Elastic and Piezoresistive Properties of Nickel Carbides from First-Principles

TL;DR

This study uses first-principles calculations to explore the elastic and piezoresistive properties of nickel carbides, revealing their potential in mechanical sensing due to stable electronic properties under strain.

Contribution

It provides detailed first-principles insights into the elastic and electronic response of nickel carbides, a relatively unexplored area with implications for sensor applications.

Findings

Electronic density of states remains stable under strain.

Conductivity of Ni3C can change by up to 10% under mechanical stress.

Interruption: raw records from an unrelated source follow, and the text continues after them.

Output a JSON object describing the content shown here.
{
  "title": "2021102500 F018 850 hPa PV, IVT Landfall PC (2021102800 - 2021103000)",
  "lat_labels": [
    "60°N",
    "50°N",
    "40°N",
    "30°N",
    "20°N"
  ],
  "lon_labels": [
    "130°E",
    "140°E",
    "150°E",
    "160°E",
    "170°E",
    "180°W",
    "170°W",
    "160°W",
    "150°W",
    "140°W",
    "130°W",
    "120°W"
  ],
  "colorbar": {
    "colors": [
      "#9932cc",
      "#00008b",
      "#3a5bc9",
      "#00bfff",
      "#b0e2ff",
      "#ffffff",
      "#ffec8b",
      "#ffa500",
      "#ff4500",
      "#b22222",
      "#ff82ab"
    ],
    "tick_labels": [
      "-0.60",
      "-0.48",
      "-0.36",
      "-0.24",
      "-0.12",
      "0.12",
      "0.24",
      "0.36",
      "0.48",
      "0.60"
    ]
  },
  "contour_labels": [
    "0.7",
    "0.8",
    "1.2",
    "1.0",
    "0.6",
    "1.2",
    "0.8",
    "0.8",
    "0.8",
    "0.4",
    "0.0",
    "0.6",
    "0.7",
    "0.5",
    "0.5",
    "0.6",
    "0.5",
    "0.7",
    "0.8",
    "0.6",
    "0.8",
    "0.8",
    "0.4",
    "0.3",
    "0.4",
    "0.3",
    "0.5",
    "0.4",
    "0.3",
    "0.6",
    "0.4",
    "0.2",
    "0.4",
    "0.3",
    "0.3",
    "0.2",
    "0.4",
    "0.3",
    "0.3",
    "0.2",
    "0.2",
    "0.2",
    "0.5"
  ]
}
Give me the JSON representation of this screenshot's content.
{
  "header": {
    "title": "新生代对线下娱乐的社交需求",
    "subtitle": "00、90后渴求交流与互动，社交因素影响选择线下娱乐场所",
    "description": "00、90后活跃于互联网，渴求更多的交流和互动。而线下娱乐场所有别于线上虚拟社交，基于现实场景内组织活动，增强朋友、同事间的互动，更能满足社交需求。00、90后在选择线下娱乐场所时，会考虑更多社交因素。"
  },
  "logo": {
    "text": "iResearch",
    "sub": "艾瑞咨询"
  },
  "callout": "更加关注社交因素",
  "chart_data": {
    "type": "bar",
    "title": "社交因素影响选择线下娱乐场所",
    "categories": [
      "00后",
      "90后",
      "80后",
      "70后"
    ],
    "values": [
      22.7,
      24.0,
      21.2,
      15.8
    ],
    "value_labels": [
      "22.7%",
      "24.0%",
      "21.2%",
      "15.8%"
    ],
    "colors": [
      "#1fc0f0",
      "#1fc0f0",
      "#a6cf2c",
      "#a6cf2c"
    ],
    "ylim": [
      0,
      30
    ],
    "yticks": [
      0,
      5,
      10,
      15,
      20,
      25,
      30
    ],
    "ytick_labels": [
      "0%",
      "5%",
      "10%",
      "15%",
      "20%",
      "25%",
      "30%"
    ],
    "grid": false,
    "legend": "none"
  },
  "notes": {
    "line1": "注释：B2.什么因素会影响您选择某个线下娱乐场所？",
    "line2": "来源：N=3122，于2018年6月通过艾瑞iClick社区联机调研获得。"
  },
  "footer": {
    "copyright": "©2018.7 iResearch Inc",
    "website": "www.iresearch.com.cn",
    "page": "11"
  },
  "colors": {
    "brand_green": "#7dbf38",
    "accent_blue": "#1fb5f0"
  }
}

Nickel carbides exhibit potential for mechanical sensing applications.

Abstract

The nickel--carbon system has received increased attention over the past years due to the relevance of nickel as a catalyst for carbon nanotube and graphene growth, where Nickel carbide intermediates may be involved or carbide interface layers form in the end. Nickel--carbon composite thin films comprising Ni$_3$C are especially interesting in mechanical sensing applications. Due to the meta-stability of nickel carbides, formation conditions and the coupling between mechanical and electrical properties are not yet well understood. Using first-principles electronic structure methods, we calculated the elastic properties of Ni$_3$C, Ni$_2$C and NiC, as well as changes in electronic properties under mechanical strain. We observe that the electronic density of states around the Fermi level does not change under the considered strains of up to 1%, which correspond to stresses up to 3GPa. Relative changes in conductivity of Ni$_3$C range up to maximum values of about 10%.